“A man who has not been in Italy,” wrote Dr Johnson, “is always conscious of an inferiority.” Perhaps, but he might as well have said, for his time and his circle, a man who has not been to Oxford or Cambridge, or a man who has not written a book. Indeed there is possibly still something at the least a little unsatisfactory about moving in a world of books and judgments about books without oneself having hazarded, or achieved, one. Hence the appeal of what used to be called vanity publishing, which I understand is doing rather well, even in what our paper of record likes to call “these recessionary times”.
Yes, there is undoubtedly something deeply satisfying about seeing one’s name on the cover of a new book, which makes the case of Ferdinand Thrän, the nineteenth century restorer of the massive cathedral in the city of Ulm on the Danube, particularly poignant and shocking, though not perhaps to Thrän himself, as Claudio Magris writes (in his book Danube):
On the cover of his learned work (The Cathedral of Ulm, an Exact Description of the Same, 1857), the printer, in a moment of distraction which seems to obey the remorseless destiny of Ferdinand Thrän, has forgotten to print the author’s name, which the librarian of the National Library in Vienna has added in pencil …
Thrän, whom Magris describes as “a hypochondriac specialising in discourtesies”, kept for many years a kind of specialised diary called the File of Rudenesses Received, which, though unpublished, may be his finest work. Thrän’s experience has taught him that what life boils down to is a series of dirty tricks, and so he has set out to keep a rigorous inventory of its outrages.
If genuine writing is born from the desire to account for the copious inconvenience of living, then Thrän is a real writer. Literature here is accountancy, the ledger of profit and loss, the balance sheet of an inevitable deficit …Thrän impartially records the knavish pettiness of men and things, the intrigues of building-inspector Rupp-Reutlingen and the malevolence of the storm that ruined the central nave for him, filling the cathedral with flakes of plaster, the decision which assigned him a salary with no pension attached and the nervous fevers with which he is afflicted, his eleven falls from horseback – imputed to the poor quality of his old nag, which was, however, the only sort of horse he could afford on his income – and the deaths of four of his children, the frequent accidents which cause him to fall of the scaffolding or end up in the Danube, the inconvenience and risk of being impaled while being fished out with a boat-hook. Tragedies and mere vexations are all put on the same level, because the real tragedy of life is that it is, solely and entirely, a nuisance.

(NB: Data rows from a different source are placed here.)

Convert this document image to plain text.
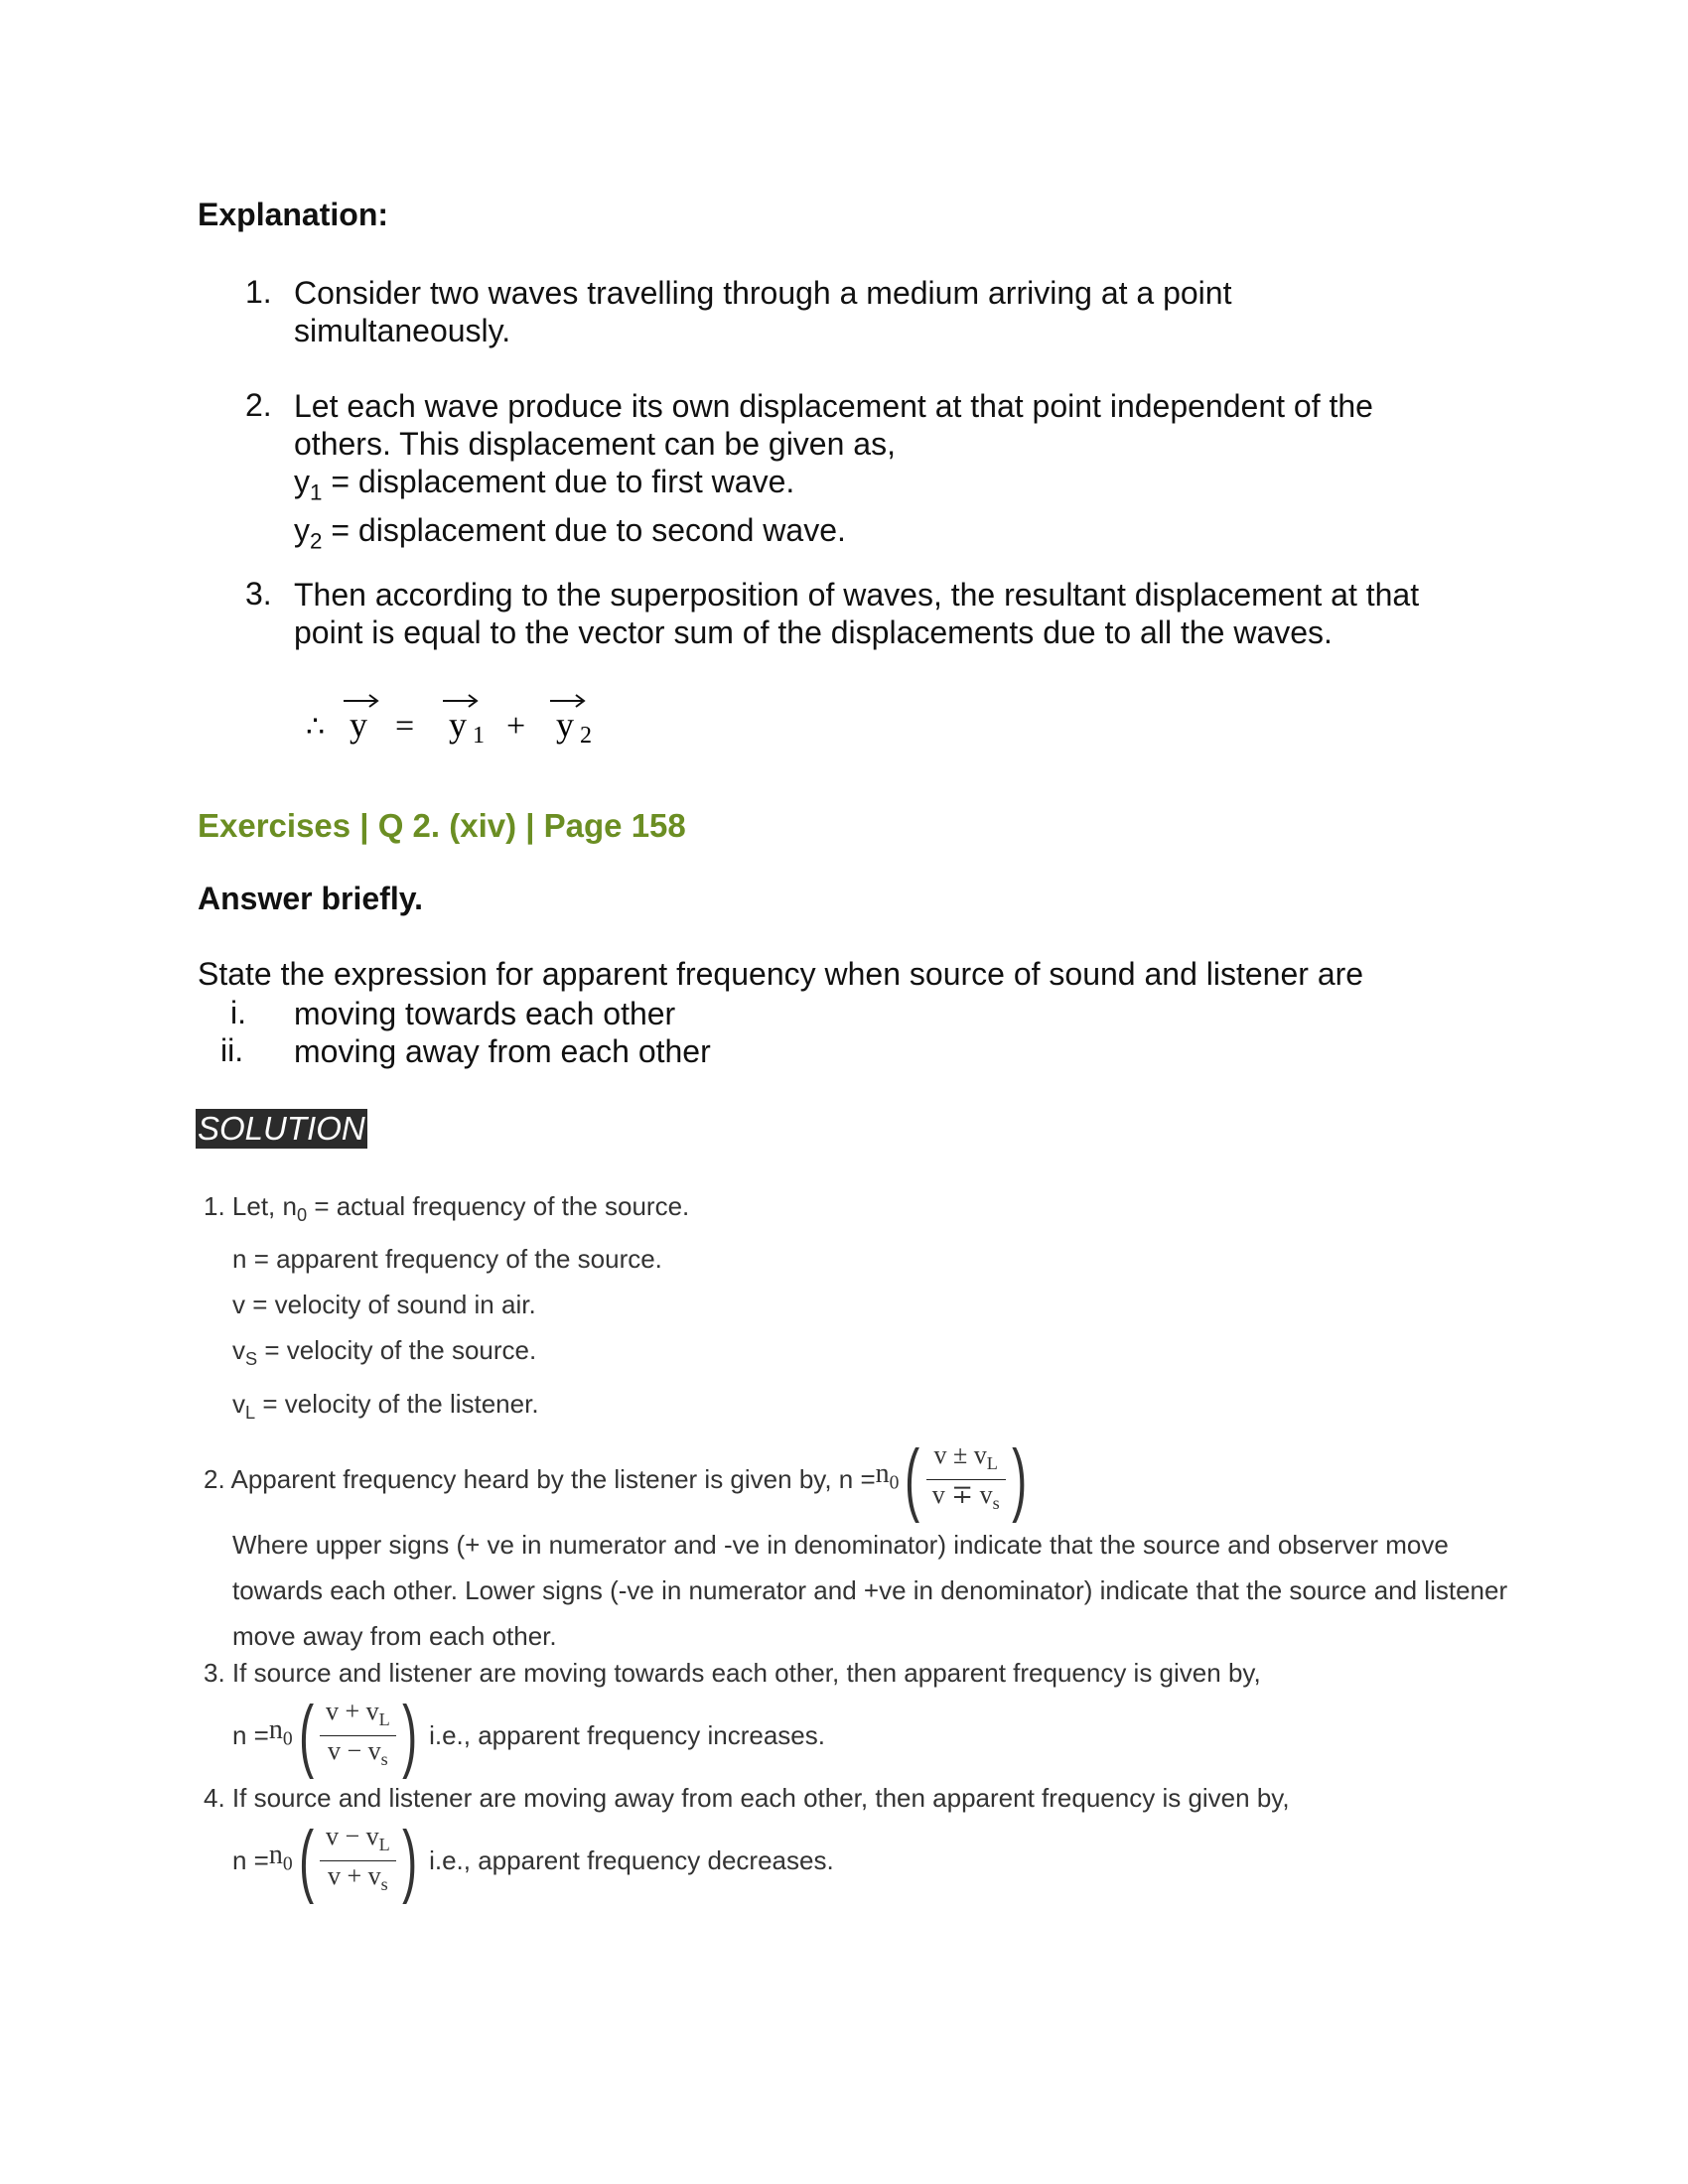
Explanation:
1. Consider two waves travelling through a medium arriving at a point
simultaneously.
2. Let each wave produce its own displacement at that point independent of the
others. This displacement can be given as,
$y_1$ = displacement due to first wave.
$y_2$ = displacement due to second wave.
3. Then according to the superposition of waves, the resultant displacement at that
point is equal to the vector sum of the displacements due to all the waves.
∴ y = y 1 + y 2
Exercises | Q 2. (xiv) | Page 158
Answer briefly.
State the expression for apparent frequency when source of sound and listener are
i. moving towards each other
ii. moving away from each other
SOLUTION
1. Let, $n_0$ = actual frequency of the source.
n = apparent frequency of the source.
v = velocity of sound in air.
$v_S$ = velocity of the source.
$v_L$ = velocity of the listener.
2. Apparent frequency heard by the listener is given by, $n = n_0$ ( $\frac{v \pm v_L}{v \mp v_s}$ )
Where upper signs (+ ve in numerator and -ve in denominator) indicate that the source and observer move
towards each other. Lower signs (-ve in numerator and +ve in denominator) indicate that the source and listener
move away from each other.
3. If source and listener are moving towards each other, then apparent frequency is given by,
$n = n_0$ ( $\frac{v + v_L}{v - v_s}$ ) i.e., apparent frequency increases.
4. If source and listener are moving away from each other, then apparent frequency is given by,
$n = n_0$ ( $\frac{v - v_L}{v + v_s}$ ) i.e., apparent frequency decreases.
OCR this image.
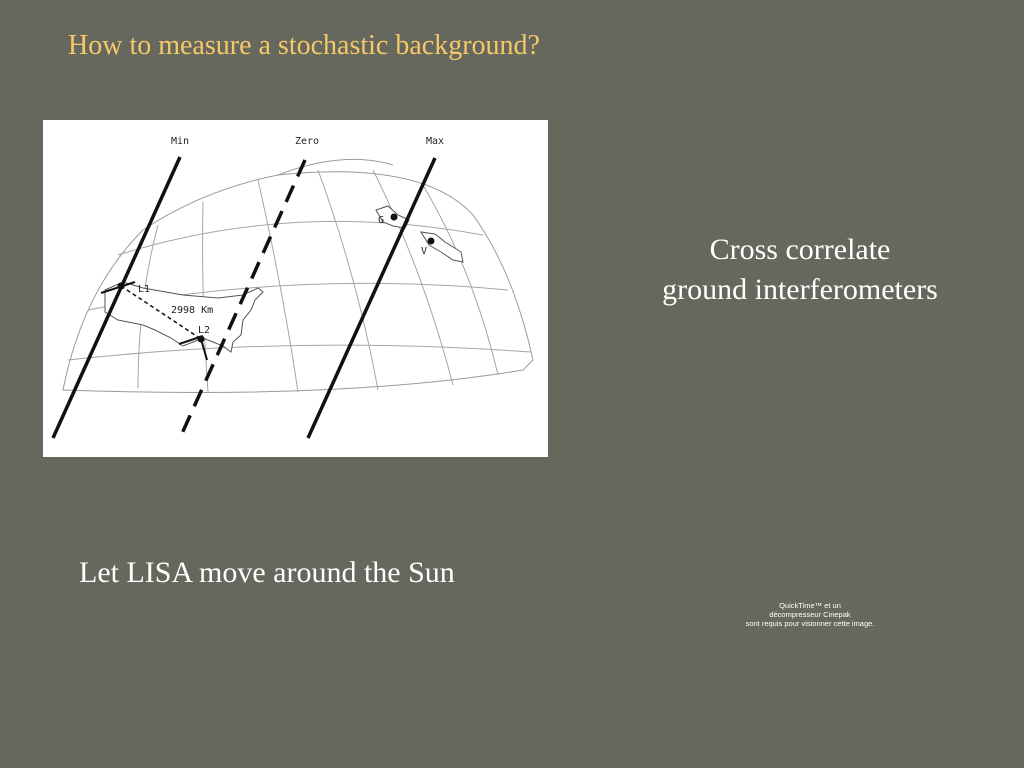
How to measure a stochastic background?
Min	Zero	Max
L1
L2
2998 Km
G
V	Cross correlate
ground interferometers
Let LISA move around the Sun
QuickTime™ et un
décompresseur Cinepak
sont requis pour visionner cette image.
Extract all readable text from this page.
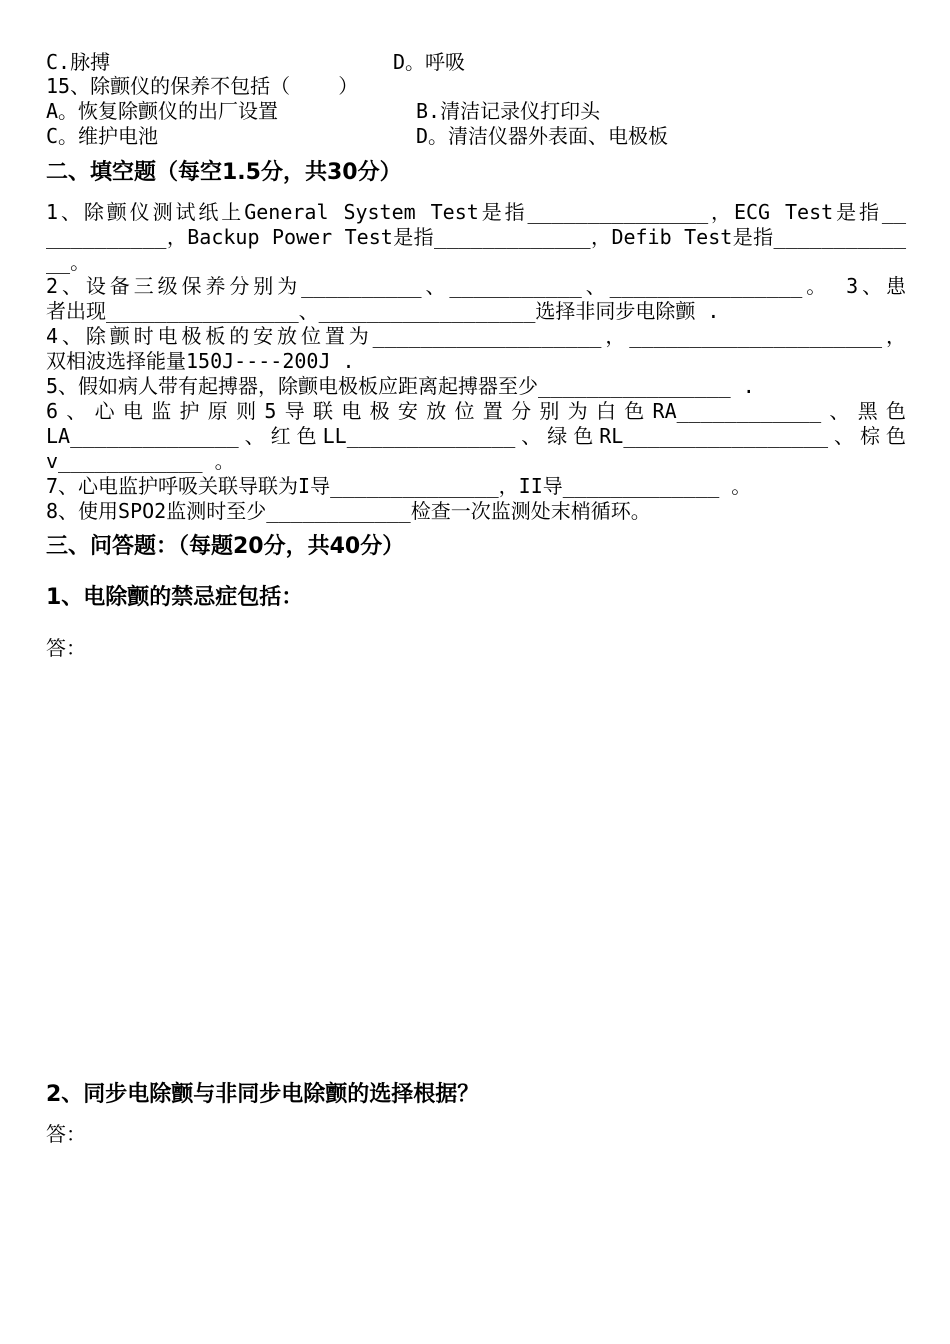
C.脉搏	D。呼吸
15、除颤仪的保养不包括（    ）
A。恢复除颤仪的出厂设置	B.清洁记录仪打印头
C。维护电池	D。清洁仪器外表面、电极板
二、填空题（每空1.5分，共30分）
1、除颤仪测试纸上General System Test是指_______________，ECG Test是指__
__________，Backup Power Test是指_____________，Defib Test是指___________
__。
2、设备三级保养分别为__________、___________、________________。 3、患
者出现________________、__________________选择非同步电除颤 .
4、除颤时电极板的安放位置为___________________，_____________________，
双相波选择能量150J----200J .
5、假如病人带有起搏器，除颤电极板应距离起搏器至少________________ .
6、心电监护原则5导联电极安放位置分别为白色RA____________、黑色
LA______________、红色LL______________、绿色RL_________________、棕色
v____________ 。
7、心电监护呼吸关联导联为I导______________，II导_____________ 。
8、使用SPO2监测时至少____________检查一次监测处末梢循环。
三、问答题：（每题20分，共40分）
1、电除颤的禁忌症包括：
答：
2、同步电除颤与非同步电除颤的选择根据？
答：
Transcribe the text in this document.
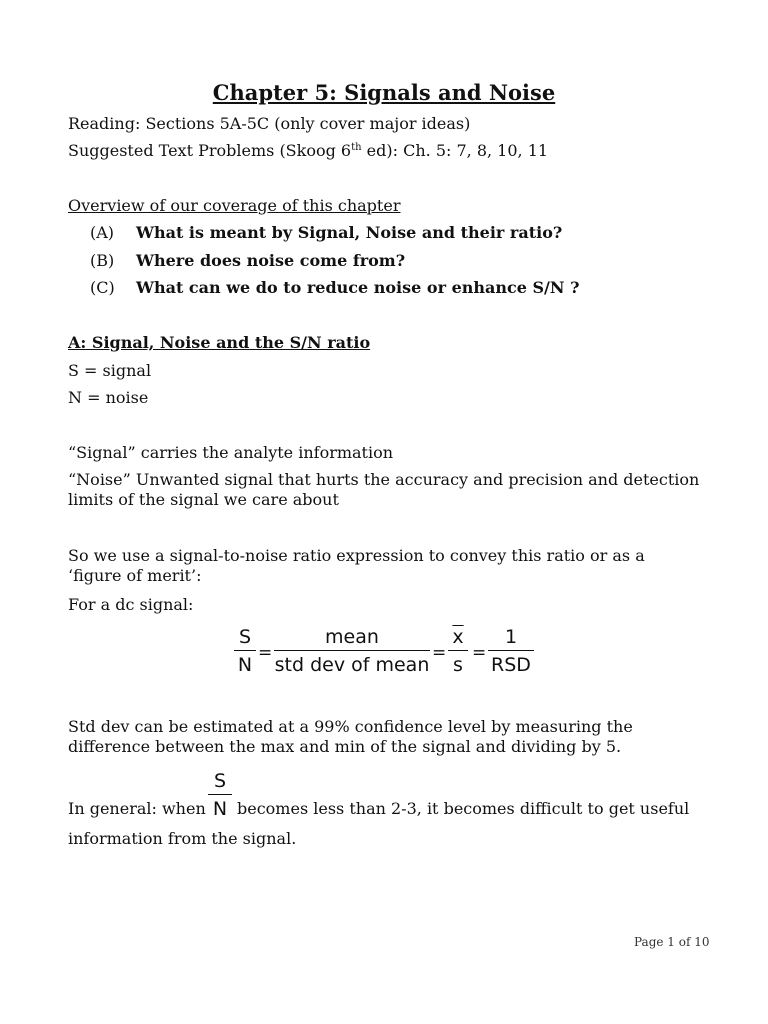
Chapter 5: Signals and Noise
Reading: Sections 5A-5C (only cover major ideas)
Suggested Text Problems (Skoog 6th ed): Ch. 5: 7, 8, 10, 11
Overview of our coverage of this chapter
(A) What is meant by Signal, Noise and their ratio?
(B) Where does noise come from?
(C) What can we do to reduce noise or enhance S/N ?
A: Signal, Noise and the S/N ratio
S = signal
N = noise
“Signal” carries the analyte information
“Noise” Unwanted signal that hurts the accuracy and precision and detection limits of the signal we care about
So we use a signal-to-noise ratio expression to convey this ratio or as a ‘figure of merit’:
For a dc signal:
S
N
=
mean
std dev of mean
=
$\overline{x}$
s
=
1
RSD
Std dev can be estimated at a 99% confidence level by measuring the difference between the max and min of the signal and dividing by 5.
In general: when
S
N becomes less than 2-3, it becomes difficult to get useful
information from the signal.
Page 1 of 10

As a cartographer of calamities, Magris writes, Thrän is an infant brother of Kafka and a familiar figure in Central European literature. And perhaps this negative figure is not all negativity, or is it just that we will not allow him to be such?
… every book written against life, wrote Thomas Mann, seduces us into living it; behind Thrän’s obstinate rejection with which he counters the malevolence of things there is also a reticent love of reality, of those rivers and those roads which he measured with persevering exactitude. Perhaps the true friend of life is not the wooer who courts her with sentimental flatteries, but rather the clumsy, rejected lover who feels that she has cast him out from her good graces, as Thrän put it, like a piece of old furniture.